Monsoon depressions (MDs) are synoptic-scale storms that exist embedded within the planetary-scale summer monsoon circulation. Their structure and propagation is distinct to other tropical and sub-tropical systems. The last five years have seen particular advances in the understanding of the atmospheric dynamics and growth mechanisms of MDs. This thesis builds upon this recent literature, and then covers the development and results of new analyses of atmospheric reanalysis data and a series of idealised modelling experiments that have been conducted to gain new understanding and insight into MDs. This work is introduced with a discussion of the global monsoon focusing on the particular background conditions during the South Asian Summer Monsoon that support a high-frequency of MDs. A tracking algorithm for low-pressure events is developed and used to construct composite South Asian MDs in high-resolution ERA5 data. A sensitivity of faster westward MD propagation to the mid-tropospheric meridional temperature gradient is identified. Such insights then motivate the development of a new idealised moist-thermal quasi-geostrophic (QG) model as a dynamical toolbox to understand the fundamental dynamics of MDs. Linear-modes of this QG model demonstrate a sensitivity to background temperature and precipitation gradients, but fail to organise precipitation and dynamics in a manner similar to that of observed MDs.
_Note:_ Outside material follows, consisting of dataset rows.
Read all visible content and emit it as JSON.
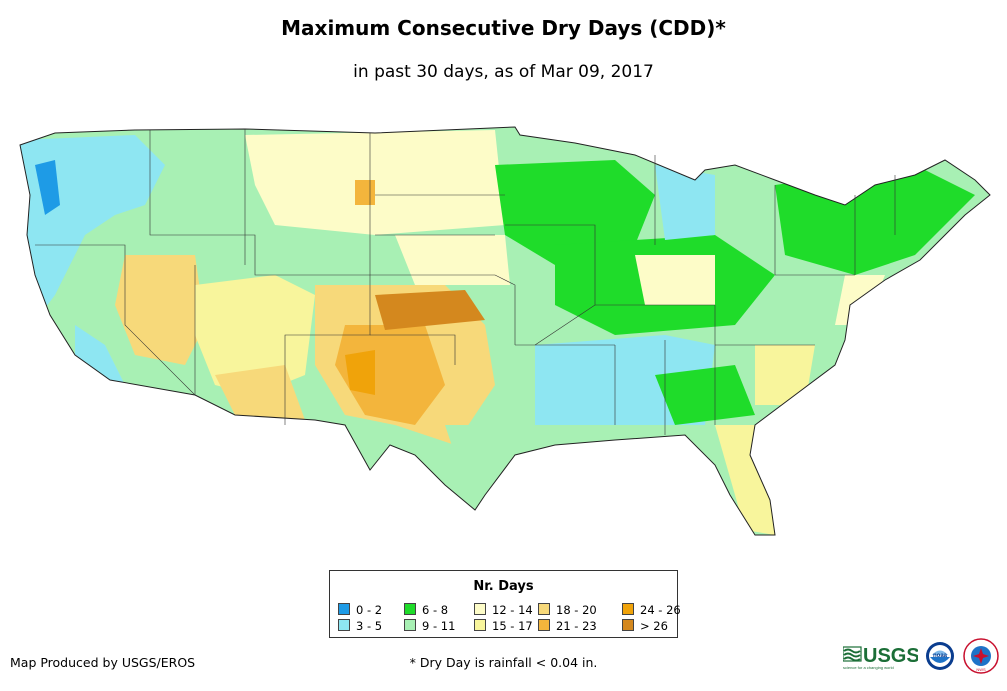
{
  "header": {
    "title": "Maximum Consecutive Dry Days (CDD)*",
    "subtitle": "in past 30 days, as of Mar 09, 2017"
  },
  "legend": {
    "title": "Nr. Days",
    "items": [
      {
        "label": "0 - 2",
        "color": "#1e9be6"
      },
      {
        "label": "3 - 5",
        "color": "#8ee6f2"
      },
      {
        "label": "6 - 8",
        "color": "#1fdc2a"
      },
      {
        "label": "9 - 11",
        "color": "#a8f0b4"
      },
      {
        "label": "12 - 14",
        "color": "#fdfcc8"
      },
      {
        "label": "15 - 17",
        "color": "#f8f59c"
      },
      {
        "label": "18 - 20",
        "color": "#f7d97a"
      },
      {
        "label": "21 - 23",
        "color": "#f3b53c"
      },
      {
        "label": "24 - 26",
        "color": "#f0a30a"
      },
      {
        "label": "> 26",
        "color": "#d4881e"
      }
    ]
  },
  "footer": {
    "producer": "Map Produced by USGS/EROS",
    "footnote": "* Dry Day is rainfall < 0.04 in."
  },
  "logos": {
    "usgs": "USGS",
    "usgs_tagline": "science for a changing world",
    "noaa": "noaa",
    "nws": "NWS"
  }
}
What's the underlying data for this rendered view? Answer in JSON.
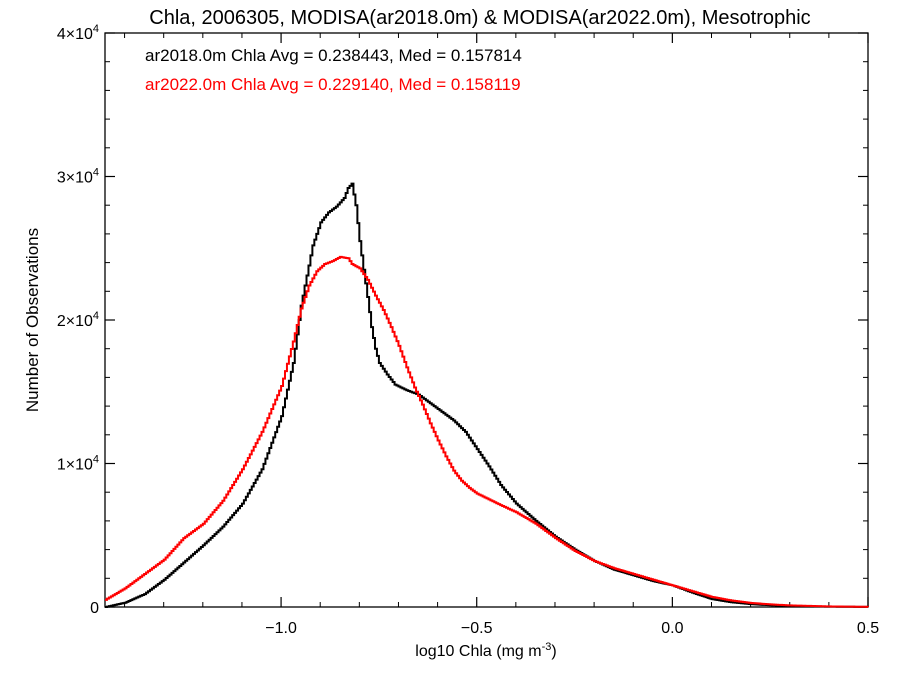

A variety of experiments, with large-amplitude MD-analogues, are shown to capture MD-like propagation and sensitivity to background temperature gradients by diabatic-barotropic processes and thermally-modulated beta-drift. Finally, a set of numerical experiments are conducted in an idealised general circulation model using a series of idealised surface configurations. Results of these experiments demonstrate an idealised configuration that captures South Asian monsoon and MD-like variability, and provide insights into the relationship between MDs and meridional temperature gradients.